C'est à Namur, lors du FIFF, que je l'ai rencontré pour discuter de son quatrième long métrage "Alleluia".Pourquoi cette histoire des Tueurs de la lune de miel vous a-t-elle intéressé ?
Tout cela est parti un peu étrangement. J'ai rencontré Yolande Moreau dans un Festival, j'ai voulu écrire pour elle. La même semaine, j'ai revu "Carmin profond" de Ripstein qui prend le faits divers et qui l'ancre dans son Mexique natal. Il en fait un film flamboyant, très personnel. Je me suis dit: fais la même chose et adapte-le dans tes Ardennes. C'est parti comme ça.
J'ai creusé et c'est en creusant que certaines choses se sont mises en évidence notamment cette histoire d'amour et d'aliénation. Cette folie à deux, tout cela m'a intéressé et passionné au plus haut point.Le fait que cette histoire a déjà été adaptée plusieurs fois au cinéma ne vous a-t-il pas inhibé ?
Non, pas du tout. C'est une libre adaptation. C'est comme une tragédie, une pièce de théâtre. Vous reprenez un élément fondateur et puis vous le retraversez. Je suis convaincu que d'autres s'empareront de cette histoire parce qu'elle a quelque chose d'universel.
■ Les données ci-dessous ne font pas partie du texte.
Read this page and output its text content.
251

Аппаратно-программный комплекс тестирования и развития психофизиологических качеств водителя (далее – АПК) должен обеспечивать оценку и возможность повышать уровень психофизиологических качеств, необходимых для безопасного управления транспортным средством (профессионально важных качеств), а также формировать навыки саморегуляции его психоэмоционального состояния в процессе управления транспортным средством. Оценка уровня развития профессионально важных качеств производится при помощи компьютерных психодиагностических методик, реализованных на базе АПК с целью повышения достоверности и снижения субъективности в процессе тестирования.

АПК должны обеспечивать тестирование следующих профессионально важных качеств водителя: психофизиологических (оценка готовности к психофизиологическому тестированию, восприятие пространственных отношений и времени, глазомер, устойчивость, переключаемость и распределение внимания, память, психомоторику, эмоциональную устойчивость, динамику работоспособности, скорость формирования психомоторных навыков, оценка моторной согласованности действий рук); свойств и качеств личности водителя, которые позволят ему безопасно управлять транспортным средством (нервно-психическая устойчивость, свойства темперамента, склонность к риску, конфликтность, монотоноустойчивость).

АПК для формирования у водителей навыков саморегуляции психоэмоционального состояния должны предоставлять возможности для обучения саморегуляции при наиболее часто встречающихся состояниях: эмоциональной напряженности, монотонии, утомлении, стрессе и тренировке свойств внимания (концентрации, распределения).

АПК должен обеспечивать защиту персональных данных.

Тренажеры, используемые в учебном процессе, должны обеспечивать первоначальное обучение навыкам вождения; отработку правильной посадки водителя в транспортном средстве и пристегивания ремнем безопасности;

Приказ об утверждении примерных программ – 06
La preuve, c'est qu'elle a traversé le temps et fasciné énormément de monde.
Comment s'est fait le casting ?
Il a été long. Il a fallu composer, choisir. J'avais des contraintes. Canal + me demandait d'avoir une actrice française, les Belges me demandaient d'avoir un acteur belge. Donc j'étais, chaque fois, un peu emmerdé entre les uns et les autres. Un moment, j'ai décidé de faire exactement comme je le voulais. Trouver les bons acteurs, enfin ceux qui semblaient les mieux pour les rôles. Et puis j'avais envie d'avoir Laurent Lucas avec moi.
Tous vos films sont tournés en pellicule alors que cette manière de filmer est peu à peu abandonnée, que pensez-vous de cela ?
Le débat entre la pellicule et le digital ne fait que commencer. Je pense que petit à petit, on va revenir la pellicule. Christopher Nolan tourne de cette manière-là, Quentin Tarantino et Martin Scorsese aussi. Ce sont des amoureux du cinéma qui ont envie de travailler en pellicule.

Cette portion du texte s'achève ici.